It doesn't matter if you're a "newbie" or a veteran at the gym, we can all create mistakes which can slow or even halt or progress. By keeping up with the latest research and knowing how your body responds to specific stimulus, you can make your time in and out of the gym more productive.
Below are a few common mistakes I have seen clients make...
YOU DON'T CONSUME ENOUGH CALORIES
Everyone want's that "6-pack" abs look. In order to reveal the abdominal muscles you must lose the subcutaneous bodyfat - the layer of fat between the abdominals and skin. In order to accomplish that, you must create a calorie deficit by cutting calories and doing cardio. However, many people cut their calories too low and do not consume nutrient dense calories.
When you cut your calories too low you prevent an anabolic state where the body can build and repair muscle tissue and actually slow your metabolism making it easy to over train. This is because you don't allow your body enough nutrients to fuel recovery and muscle growth.
Researchers from the University of Texas state thirty grams of protein per meal is ideal. By increasing or decreasing your caloric intake by about 100-200 each day, depending if your caloric intake is too low or high, it will allow your body to adjust appropriately. The gradual caloric manipulation will help to maintain muscle which burns calories at rest.
I recommend using a scale that measures your bodyfat percent as well as body weight. If you notice your body weight is dropping but your bodyfat percent remains the same or higher, you are burning muscle which is counter productive. The ideal weight loss environment is to have a decrease in bodyfat percentage while maintaining lean (muscle and bone) weight.
It's important to remember not all calories are created equal.
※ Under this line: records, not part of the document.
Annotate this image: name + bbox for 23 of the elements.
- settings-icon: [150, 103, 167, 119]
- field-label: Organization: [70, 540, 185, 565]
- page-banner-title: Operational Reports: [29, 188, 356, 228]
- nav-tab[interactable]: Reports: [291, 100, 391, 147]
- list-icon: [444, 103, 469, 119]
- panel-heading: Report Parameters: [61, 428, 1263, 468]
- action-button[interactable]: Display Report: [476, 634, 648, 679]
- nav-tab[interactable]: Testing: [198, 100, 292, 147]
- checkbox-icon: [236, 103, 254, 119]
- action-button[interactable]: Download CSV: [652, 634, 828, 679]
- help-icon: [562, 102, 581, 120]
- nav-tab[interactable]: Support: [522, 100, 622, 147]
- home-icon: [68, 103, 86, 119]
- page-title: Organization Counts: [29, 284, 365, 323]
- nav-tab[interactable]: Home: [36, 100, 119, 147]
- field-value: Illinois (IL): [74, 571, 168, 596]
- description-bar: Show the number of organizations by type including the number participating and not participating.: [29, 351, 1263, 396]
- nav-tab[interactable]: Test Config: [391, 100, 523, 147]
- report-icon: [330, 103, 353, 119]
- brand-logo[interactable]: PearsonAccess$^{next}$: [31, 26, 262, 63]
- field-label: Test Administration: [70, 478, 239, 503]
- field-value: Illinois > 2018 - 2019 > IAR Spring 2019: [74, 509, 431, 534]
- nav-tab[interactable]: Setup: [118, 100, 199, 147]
Three hundred calories of grilled chicken breast is going to be more beneficial for your fitness goals as apposed to three hundred calories from pizza.
YOU SKIP CARDIO
I was guilty of this for a long time! I was so interested in building muscle and enjoyed strength training that I'd do cardio more as an afterthought... If I had time. However, as we get older things like blood pressure begin to rise, muscles don't recover as efficiently as they use to and bodyfat doesn't come off as easy as it used to with just diet alone! Cardio - spin, treadmill, Zumba, Kickfit, elliptical trainer etc. will not only burn calories but will help lower blood pressure, increase heart and circulatory efficiency and draw blood into the muscles which carries oxygen and nutrients used for muscle recovery.
The American College of Sports Medicine recommends 20-60 minutes of cardiovascular activity 3-5 sessions each week.
YOU HAVE A BUFFET APPROACH TO YOUR FITNESS ROUTINE
I have had clients who were ALWAYS sore. They were constantly in a catabolic state because they spent hours in the gym! They would do cardio, strength training, yoga, spin, racquetball etc... sometimes all in the same day!!!
It's like they have FITNESS A.D.D! I believe and preach the importance of changing your workouts around frequently to shock the muscles and keep your body in an anabolic state. However, you need to develop a structured program - have a plan. It's important to train your muscles properly to avoid muscle imbalances and injury. I see people working chest, biceps and triceps all the time yet neglect the same intensity with other body parts. Performing exercises like squats and leg press use the larger muscles in the body. This creates an oxygen demand which improves the cardiovascular system. It also places an energy demand on the body which burns calories. Don't neglect certain areas of the body because of a scattered, non-structured program.
It's important to learn how to train all the muscles of the body properly and in a specific order to create not only an anabolic environment for growth but also to prevent over training and no progress. If you are spending hours in the gym, trying several different fitness routines simultaneously and not losing body fat or seeing forward progress, perhaps you are over training and may want to focus on streamlining your fitness routine. Too many people watch something on Youtube or even invent various movements and add them to their current workout without reworking the program and dropping ineffective exercises or exercises that have stopped producing results for their particular body. STIMULATE DON'T ANNIHILATE YOUR MUSCLES!
Develop a workout plan, stick with it. Coming into the gym and fluttering around from exercise to exercise will leave you frustrated, with a unproportionate looking body and possibly muscle imbalances which lead to injury.